Thursday marks the 100th anniversary of the Balfour Declaration, which will be noted with anguish by Palestinians and quiet celebration by Israelis. Nov. 2, 1917 was a major turning point for the Middle East, when the then-British foreign secretary expressed in writing his government’s support for the establishment of a Jewish homeland in Palestine. While, a century later, Arab politics and international relations focus on many other challenges, the cause of Palestine retains a gravitational pull for many Arabs, including younger generations. Thoughtful Israelis and Palestinians are still debating how to correct the imbalance between Israel’s success and the Palestinians’ failed attempts at nationhood.

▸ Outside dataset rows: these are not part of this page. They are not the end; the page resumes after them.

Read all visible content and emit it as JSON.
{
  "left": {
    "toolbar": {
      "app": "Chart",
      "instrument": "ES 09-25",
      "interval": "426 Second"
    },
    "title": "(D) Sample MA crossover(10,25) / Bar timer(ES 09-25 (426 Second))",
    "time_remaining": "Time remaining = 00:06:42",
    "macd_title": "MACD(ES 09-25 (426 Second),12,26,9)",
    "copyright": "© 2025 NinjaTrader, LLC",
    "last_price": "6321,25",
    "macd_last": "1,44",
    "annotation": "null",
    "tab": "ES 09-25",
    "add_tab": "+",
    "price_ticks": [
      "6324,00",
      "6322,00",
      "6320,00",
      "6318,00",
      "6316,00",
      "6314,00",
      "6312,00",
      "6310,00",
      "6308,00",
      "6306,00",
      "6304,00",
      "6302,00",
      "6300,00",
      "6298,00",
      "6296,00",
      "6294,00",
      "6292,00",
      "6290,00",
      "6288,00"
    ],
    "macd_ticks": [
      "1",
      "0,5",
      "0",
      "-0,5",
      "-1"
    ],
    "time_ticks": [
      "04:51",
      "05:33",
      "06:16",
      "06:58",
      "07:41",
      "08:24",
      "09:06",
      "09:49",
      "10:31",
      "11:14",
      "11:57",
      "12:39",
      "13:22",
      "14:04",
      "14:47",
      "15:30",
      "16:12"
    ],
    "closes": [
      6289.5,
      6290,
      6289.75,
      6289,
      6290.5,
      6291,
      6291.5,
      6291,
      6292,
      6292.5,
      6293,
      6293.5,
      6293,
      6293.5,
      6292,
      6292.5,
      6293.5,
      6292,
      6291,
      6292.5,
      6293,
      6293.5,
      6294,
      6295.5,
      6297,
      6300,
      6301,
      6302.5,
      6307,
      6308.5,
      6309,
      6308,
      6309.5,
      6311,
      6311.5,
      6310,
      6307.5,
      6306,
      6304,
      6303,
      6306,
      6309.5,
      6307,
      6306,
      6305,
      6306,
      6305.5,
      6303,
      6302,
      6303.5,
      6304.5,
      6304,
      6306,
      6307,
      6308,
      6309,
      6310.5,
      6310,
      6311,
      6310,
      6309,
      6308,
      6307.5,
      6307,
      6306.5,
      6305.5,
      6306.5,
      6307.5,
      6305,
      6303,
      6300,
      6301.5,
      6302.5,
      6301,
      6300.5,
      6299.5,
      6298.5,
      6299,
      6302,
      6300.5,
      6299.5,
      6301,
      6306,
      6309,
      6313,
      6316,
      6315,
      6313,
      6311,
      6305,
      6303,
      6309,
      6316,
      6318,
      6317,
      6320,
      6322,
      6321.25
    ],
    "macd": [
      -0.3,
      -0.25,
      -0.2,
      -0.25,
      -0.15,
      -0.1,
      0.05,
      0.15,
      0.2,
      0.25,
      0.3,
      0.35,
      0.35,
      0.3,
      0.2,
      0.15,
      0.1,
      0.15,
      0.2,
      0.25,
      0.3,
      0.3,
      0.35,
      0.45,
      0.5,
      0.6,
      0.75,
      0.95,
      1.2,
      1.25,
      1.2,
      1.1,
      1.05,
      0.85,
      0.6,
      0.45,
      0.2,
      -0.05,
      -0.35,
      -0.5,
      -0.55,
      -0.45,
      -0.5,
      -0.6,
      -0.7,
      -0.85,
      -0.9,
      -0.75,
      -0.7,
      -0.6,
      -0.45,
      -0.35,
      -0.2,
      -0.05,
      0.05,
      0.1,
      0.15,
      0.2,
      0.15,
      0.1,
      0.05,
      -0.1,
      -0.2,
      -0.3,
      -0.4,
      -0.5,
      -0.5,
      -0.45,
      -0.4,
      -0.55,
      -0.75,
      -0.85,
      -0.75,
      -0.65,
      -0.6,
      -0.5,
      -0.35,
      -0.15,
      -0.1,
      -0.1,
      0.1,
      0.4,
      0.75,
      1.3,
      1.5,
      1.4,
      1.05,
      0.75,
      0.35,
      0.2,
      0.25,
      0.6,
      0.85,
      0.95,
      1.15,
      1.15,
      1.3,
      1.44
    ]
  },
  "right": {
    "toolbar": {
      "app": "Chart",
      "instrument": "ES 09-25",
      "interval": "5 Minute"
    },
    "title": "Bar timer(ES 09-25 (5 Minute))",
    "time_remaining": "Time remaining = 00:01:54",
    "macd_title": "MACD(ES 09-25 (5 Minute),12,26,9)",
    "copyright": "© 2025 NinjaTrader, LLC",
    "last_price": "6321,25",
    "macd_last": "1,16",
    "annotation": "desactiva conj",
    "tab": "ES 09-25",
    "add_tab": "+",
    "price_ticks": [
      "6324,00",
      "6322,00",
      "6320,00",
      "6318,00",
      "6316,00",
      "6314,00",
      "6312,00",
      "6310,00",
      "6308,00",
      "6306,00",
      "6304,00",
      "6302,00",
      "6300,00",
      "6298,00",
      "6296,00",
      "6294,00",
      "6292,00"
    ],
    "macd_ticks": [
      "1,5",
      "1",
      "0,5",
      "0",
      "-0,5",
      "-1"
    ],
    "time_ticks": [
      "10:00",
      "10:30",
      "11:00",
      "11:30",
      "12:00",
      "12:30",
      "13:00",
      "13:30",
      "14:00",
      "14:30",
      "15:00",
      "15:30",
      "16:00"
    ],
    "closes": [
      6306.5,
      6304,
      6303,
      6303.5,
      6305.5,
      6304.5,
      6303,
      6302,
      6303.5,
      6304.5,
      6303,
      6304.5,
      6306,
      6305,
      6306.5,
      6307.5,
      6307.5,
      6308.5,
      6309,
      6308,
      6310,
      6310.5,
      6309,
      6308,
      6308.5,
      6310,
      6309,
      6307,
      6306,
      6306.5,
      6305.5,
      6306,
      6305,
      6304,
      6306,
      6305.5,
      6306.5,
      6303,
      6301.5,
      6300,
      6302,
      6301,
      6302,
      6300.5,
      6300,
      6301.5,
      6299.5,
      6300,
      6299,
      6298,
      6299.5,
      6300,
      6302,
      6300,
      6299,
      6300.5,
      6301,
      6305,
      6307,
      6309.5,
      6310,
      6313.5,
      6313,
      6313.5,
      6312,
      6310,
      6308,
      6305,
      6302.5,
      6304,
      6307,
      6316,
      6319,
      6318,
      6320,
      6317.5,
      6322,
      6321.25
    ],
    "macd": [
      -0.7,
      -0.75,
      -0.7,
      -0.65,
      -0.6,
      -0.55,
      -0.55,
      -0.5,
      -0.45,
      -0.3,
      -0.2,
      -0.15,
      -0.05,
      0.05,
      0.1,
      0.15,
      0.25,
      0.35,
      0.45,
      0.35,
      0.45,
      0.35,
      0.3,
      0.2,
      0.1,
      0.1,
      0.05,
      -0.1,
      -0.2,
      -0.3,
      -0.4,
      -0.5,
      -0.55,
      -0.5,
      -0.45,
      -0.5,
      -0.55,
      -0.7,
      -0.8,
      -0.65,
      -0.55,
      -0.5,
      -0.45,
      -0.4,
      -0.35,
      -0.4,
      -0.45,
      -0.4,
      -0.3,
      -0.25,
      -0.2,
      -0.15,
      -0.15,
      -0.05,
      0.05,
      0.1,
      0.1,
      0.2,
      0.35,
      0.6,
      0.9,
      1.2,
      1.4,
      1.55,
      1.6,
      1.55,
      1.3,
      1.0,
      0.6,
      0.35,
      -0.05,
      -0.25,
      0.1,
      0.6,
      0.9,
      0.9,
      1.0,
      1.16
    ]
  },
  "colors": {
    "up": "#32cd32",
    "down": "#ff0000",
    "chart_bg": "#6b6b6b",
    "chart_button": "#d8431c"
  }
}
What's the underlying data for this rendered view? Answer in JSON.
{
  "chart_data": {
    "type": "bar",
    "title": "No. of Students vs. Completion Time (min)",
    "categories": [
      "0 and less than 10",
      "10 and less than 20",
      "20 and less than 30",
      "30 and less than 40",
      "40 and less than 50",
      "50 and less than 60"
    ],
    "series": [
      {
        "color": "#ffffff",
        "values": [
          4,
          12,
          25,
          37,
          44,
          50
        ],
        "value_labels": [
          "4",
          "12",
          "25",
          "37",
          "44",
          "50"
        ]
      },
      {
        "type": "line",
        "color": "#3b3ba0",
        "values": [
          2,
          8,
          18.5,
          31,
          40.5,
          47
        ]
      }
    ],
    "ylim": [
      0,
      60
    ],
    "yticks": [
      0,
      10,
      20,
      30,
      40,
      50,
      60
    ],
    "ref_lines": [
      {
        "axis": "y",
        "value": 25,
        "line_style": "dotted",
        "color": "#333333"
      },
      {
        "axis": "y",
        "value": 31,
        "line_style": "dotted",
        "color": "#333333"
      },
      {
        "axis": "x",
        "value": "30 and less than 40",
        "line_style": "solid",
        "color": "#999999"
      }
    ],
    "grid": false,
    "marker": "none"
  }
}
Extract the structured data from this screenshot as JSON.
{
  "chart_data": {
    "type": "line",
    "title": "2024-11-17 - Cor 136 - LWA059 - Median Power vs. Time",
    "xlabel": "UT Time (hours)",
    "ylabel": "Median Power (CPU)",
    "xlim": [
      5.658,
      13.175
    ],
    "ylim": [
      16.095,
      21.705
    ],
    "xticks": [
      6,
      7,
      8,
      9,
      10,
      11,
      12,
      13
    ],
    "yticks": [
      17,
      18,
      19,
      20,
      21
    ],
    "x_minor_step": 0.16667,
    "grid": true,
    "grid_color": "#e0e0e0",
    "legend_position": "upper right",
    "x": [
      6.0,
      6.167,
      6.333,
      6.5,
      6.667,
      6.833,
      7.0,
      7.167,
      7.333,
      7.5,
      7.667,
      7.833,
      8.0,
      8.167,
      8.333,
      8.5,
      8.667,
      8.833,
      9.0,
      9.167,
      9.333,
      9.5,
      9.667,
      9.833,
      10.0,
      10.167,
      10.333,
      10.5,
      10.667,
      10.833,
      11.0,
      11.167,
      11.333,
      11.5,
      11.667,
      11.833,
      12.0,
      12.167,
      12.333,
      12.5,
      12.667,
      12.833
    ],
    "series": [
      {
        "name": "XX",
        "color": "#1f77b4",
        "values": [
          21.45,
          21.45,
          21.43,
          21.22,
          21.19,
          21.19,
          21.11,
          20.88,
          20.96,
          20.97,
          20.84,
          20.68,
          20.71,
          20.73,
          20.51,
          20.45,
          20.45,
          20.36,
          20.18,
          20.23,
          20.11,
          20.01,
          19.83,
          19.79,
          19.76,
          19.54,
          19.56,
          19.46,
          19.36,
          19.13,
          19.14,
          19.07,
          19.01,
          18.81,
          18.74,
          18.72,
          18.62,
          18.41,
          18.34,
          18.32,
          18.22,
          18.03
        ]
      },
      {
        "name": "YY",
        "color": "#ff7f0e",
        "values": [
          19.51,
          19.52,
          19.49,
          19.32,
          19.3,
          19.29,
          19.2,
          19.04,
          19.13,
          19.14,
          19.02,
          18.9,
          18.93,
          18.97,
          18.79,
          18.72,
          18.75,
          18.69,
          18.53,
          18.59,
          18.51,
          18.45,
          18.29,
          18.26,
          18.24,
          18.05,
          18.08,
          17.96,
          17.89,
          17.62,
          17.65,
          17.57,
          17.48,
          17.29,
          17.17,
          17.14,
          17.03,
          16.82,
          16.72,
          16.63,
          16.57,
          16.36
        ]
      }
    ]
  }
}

This week’s anniversary of the letter sent by then-British Foreign Secretary Arthur James Balfour to Lord Walter Rothschild, one of the leaders of the British Jewish community, has prompted a quick review of the history of what many see as a critical juncture in the Zionist plan for statehood. The short declaration—just a single, 67-word sentence—was issued during the end of World War I, when British diplomats were working simultaneously on sustaining alliances for the conduct of the war and its military and economic requirements, planning for the war’s end, and envisioning the impact of the war’s outcomes for their empire. Britain was coordinating with various Arab entities to defeat the Ottoman Empire, while scheming with the French about the distribution of spoils in the vital Middle East after the war. The British Mandate for Palestine, part of that postwar, colonial carve-up of the region, was still three years away.
The letter was a political commitment by Britain’s chief diplomat, who was part of a group of British figures sympathetic to the Jewish cause. Like in the U.S. Foreign Service, there were probably larger numbers of colleagues who viewed the Arab world as the more important partner, and who regretted the government’s early endorsement of a Jewish state, before knowing what exactly that entailed. Balfour’s letter endorsed the establishment of a Jewish state, but also carefully noted “that nothing shall be done which may prejudice the civil and religious rights of existing non-Jewish communities in Palestine.”